Confessions of a Recovering Self-Improvement Junkie

Got your attention, didn't I. Last week I read a post by Seth Godin, one of my favorite bloggers, called How to Read a Business Book. In it, he makes the bold statement that all business books are 95% motivational and 5% "recipes" for action.
He contends that the bullet points are not the point. That the people who get it understand that the book is usually about getting you to change your thinking on something, and with that, your behavior.
I agree. But I also think that many people stop at that motivational level and never get past just feeling excited and ready for change.
Or they think they need to read another book, listen to another speaker, take another class, before they are ready to put theory into action.
That was me. Yes, I was a self-improvement junkie.
It started innocently enough. I was entering a new field of writing: fiction. I took a year-long (excellent) course at the University of Washington. I attended writing conferences from Whidbey Island to New York City and in-between.
I bought dozens of books, scores of books, from Natalie Goldberg's Writing Down the Bones and Anne Lamott's bird by bird to Stephen King on Writing and inspirational masterpieces like Eudora Welty's One Writer's Beginnings. I enrolled in 8-week online classes with both Gotham Writers' Workshop and Writer's Digest. I hired a writing coach and mentor.
Now, I admit, I am a right-brained, random thinker. I am curious—interested in everything—and love learning new things. But it can be a curse. When it comes to writing, it causes me to produce rough drafts of dozens of stories but not complete many of them.
One of my UW instructors said about one of my stories, “You have a good start here---just develop it a bit. I don’t think you need to listen to more critiques or get any more advice. If you love this story, work on it. And finish it.”
And it began to dawn on me, this flaw of mine. I thought the answer was to buy another book, Listen to another expert. When really I just needed to apply the "seat to the chair" and work on my craft. Produce 10 pages a day. Apply all those skills I've learned.
I know people just like me. They buy business books like toilet paper. When they run out, they have to buy another one. Sometimes the book sits unread on the nightstand. Sometimes it is consumed but the ideas are left lying on their side, like dead soldiers.
You've been sucked in before. You know you have. The books on the shelf in Barnes and Nobles' business section. You know, the ones that call out, "Buy me." "No, buy ME!" You rub the spine of the book and tilt your head sideways. The catchy title lures you. You lift it from the shelf.
The front inside jacket promises you that you'll double your sales using these five easy strategies. You pull out your credit card. Maybe this is the one. After all, it was on the NYT best-seller list for 12 weeks.
What's to prevent this one from joining all the other dust-covered business books lining your shelves? Well, for a start:
1. Read beyond the title. Editors work very hard to come up with that universally appealing book title. And sometimes it has nothing to do with what the book is actually about.

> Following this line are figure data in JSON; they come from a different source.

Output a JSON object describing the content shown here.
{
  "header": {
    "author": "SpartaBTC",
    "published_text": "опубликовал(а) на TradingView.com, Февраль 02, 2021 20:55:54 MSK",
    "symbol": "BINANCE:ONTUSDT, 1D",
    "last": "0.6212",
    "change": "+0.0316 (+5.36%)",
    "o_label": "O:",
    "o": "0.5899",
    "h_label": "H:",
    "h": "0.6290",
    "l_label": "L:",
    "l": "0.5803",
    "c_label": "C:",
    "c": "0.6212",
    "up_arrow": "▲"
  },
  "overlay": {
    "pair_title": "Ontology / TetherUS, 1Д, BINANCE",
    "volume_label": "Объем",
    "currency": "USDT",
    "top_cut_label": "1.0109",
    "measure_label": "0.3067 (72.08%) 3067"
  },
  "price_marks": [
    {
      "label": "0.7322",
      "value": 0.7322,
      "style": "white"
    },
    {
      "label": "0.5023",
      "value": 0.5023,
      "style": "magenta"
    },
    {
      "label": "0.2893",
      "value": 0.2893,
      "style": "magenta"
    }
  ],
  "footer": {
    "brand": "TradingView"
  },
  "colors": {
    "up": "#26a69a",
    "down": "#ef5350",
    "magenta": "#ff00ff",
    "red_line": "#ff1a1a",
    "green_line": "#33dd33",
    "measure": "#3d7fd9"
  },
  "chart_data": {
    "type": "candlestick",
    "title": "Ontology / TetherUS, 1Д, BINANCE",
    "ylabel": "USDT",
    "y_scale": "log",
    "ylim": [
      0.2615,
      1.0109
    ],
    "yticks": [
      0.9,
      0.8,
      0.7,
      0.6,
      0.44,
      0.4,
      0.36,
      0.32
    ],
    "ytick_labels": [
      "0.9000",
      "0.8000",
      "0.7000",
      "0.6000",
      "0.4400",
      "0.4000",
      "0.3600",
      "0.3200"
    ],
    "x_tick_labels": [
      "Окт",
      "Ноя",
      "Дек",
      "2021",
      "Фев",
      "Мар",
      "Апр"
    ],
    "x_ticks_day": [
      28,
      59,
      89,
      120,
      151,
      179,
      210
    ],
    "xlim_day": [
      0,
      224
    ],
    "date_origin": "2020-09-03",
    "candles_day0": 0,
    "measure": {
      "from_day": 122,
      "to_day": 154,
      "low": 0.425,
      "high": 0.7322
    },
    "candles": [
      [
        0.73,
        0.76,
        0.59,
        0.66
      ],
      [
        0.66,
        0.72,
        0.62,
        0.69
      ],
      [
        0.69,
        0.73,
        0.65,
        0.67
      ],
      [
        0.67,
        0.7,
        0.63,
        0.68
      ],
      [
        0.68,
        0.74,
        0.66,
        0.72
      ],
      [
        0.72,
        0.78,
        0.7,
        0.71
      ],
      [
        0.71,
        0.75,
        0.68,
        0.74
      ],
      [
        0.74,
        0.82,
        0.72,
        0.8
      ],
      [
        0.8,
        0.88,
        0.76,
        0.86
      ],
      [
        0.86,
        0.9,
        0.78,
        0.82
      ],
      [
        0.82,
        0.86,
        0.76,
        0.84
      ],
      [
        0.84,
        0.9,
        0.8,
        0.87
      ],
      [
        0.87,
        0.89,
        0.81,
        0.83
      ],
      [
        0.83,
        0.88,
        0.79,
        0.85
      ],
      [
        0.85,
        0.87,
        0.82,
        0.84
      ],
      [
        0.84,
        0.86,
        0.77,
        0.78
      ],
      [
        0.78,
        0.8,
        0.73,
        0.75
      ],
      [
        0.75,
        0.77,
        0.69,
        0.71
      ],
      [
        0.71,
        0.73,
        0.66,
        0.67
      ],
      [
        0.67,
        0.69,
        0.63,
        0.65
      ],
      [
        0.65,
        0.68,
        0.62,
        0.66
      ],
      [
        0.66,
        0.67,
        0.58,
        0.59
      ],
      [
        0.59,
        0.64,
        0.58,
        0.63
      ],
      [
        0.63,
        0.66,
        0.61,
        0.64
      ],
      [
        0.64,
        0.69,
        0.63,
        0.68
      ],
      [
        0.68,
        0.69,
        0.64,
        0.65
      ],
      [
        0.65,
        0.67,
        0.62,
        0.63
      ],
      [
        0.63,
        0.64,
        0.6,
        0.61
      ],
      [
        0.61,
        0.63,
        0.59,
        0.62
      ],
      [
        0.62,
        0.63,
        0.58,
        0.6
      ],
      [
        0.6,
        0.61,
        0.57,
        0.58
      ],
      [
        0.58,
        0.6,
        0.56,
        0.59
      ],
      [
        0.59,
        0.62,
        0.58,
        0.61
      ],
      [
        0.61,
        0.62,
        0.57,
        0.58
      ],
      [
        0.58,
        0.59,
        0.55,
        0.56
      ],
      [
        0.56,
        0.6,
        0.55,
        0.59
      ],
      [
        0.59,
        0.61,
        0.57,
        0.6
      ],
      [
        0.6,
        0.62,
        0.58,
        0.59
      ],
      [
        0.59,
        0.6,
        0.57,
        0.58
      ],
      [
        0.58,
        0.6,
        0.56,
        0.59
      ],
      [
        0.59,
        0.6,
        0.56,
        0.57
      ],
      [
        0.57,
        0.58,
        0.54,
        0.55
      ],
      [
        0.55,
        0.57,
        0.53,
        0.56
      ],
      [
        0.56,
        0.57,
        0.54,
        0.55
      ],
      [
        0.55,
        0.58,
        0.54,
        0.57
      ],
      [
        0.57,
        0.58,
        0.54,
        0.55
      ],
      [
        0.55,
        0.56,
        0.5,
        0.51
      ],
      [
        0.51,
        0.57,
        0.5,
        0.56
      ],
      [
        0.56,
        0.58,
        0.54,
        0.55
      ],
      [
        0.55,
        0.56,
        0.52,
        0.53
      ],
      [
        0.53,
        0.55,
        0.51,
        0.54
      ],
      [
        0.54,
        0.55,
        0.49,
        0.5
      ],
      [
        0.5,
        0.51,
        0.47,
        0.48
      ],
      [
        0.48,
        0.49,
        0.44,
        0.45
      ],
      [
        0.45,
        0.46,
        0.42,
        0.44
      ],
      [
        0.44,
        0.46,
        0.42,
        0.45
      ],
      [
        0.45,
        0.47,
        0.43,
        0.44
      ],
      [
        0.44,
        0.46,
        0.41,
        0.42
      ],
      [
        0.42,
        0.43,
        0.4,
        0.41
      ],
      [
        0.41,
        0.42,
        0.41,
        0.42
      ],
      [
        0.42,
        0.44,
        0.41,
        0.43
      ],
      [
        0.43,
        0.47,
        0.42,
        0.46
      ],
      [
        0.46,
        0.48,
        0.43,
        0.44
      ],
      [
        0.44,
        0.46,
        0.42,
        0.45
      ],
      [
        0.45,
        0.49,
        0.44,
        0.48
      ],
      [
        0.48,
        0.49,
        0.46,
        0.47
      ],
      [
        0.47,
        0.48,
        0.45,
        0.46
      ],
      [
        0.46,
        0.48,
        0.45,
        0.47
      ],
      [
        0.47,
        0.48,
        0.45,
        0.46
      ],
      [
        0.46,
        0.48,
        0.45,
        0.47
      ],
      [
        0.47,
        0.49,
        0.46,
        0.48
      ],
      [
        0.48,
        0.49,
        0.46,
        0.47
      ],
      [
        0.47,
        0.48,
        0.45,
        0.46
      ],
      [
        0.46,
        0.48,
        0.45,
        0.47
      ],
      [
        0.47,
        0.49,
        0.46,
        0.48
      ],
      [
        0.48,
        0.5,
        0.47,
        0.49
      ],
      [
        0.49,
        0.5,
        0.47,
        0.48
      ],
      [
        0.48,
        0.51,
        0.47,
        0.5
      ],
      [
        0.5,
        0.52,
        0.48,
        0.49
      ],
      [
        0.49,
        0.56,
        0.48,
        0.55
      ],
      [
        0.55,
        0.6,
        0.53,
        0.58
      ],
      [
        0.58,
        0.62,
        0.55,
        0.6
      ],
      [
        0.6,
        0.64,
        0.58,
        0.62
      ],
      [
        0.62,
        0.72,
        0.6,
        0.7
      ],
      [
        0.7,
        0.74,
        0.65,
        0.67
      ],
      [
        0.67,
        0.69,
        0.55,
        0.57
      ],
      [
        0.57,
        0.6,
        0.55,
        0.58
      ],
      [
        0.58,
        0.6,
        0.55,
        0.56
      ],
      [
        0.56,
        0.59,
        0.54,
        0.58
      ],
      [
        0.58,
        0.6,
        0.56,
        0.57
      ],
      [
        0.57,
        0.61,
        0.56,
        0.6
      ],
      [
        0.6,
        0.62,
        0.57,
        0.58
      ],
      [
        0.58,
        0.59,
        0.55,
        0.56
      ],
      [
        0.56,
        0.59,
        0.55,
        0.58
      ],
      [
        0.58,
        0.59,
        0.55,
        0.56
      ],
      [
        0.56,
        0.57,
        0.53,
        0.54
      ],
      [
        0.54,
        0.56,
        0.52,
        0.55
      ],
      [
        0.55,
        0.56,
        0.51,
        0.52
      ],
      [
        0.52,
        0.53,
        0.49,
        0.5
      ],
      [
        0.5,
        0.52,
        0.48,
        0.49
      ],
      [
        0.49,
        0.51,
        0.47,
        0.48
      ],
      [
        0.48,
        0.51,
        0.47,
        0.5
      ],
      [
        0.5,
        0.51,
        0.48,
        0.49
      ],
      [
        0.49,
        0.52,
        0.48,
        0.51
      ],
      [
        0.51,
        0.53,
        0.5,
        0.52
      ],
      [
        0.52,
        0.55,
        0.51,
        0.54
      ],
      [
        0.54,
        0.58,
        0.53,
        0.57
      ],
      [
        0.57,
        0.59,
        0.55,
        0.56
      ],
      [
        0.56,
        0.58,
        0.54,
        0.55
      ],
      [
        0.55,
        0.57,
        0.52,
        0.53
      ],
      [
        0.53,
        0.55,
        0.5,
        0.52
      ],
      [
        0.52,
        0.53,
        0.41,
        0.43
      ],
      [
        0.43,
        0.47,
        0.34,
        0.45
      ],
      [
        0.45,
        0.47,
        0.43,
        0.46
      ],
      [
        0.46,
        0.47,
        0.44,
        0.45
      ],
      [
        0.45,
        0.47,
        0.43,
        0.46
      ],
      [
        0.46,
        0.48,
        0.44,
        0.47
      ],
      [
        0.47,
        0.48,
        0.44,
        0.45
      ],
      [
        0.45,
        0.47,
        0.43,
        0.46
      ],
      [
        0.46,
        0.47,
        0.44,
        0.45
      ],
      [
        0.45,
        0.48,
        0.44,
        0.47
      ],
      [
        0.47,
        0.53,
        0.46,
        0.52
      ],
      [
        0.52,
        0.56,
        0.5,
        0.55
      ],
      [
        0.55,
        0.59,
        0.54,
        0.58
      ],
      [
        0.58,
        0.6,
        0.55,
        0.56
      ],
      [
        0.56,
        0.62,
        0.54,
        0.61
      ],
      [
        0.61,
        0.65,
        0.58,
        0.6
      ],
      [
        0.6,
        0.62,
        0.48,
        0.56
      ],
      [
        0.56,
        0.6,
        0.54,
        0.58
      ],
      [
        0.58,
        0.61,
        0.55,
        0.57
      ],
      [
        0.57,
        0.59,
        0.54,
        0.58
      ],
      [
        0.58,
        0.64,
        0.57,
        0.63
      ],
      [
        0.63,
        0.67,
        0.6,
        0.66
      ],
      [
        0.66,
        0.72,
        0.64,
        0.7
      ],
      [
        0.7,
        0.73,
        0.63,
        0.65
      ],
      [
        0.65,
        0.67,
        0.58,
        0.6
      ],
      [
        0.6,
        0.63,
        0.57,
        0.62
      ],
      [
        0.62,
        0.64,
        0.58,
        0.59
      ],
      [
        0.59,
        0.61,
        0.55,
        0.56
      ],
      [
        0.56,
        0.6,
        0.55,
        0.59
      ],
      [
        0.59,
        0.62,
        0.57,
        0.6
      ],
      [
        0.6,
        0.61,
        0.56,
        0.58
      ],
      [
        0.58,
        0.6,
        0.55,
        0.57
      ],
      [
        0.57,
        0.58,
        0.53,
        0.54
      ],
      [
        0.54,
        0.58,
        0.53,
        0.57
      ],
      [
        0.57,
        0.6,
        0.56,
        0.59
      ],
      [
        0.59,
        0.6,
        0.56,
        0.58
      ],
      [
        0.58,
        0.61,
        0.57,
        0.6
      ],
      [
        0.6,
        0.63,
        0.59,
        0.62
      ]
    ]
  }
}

2. Figure out who the book was written for. Will it have direct applications for the business you are in?
3. Identify what you need. I have bought "big idea" books myself, but sometimes you want real-world applications, too. Look for books that will help you with a current issue or problem.
4. Be sure it isn't another repackaged, flavor-of-the-month book. It's true that there is nothing new under the sun. But still, the author should give you some different ways of looking at a common concept or challenge.
5. Ask your business colleagues and friends for recommendations. Opinions may vary, but if everyone says a book is a waste of money, maybe you should listen.
6. Take the book to the next level. Join a networking group's book club or just get together with a couple of colleagues and go through the book together. It keeps you focused (and reading) and the group discussions can help you apply the strategies to your business.
My resolution as a recovering self-improvement junkie is this: buy fewer business books and get more out of the ones I do plunk down the credit card for.
A couple of years ago I sat in the auditorium at the Whidbey Island Writers' Conference. New York Times best-selling mystery author Elizabeth George was delivering the closing keynote address.
She's the writer famous for the quote, "A lot of writing is simply showing up."
That day, she threw out a bombshell. It made my writing instructor and coach, sitting two rows ahead of me, glance back at me with that kind of I-told-you-so smirk-smile she gets.
What George said to all of us: You don't need another book. There will always be another book. Just get out there and do it.
I glared at my coach. But I walked out of that room— and the conference— without another book on the craft of writing. You see, I am a recovering self-improvement junkie.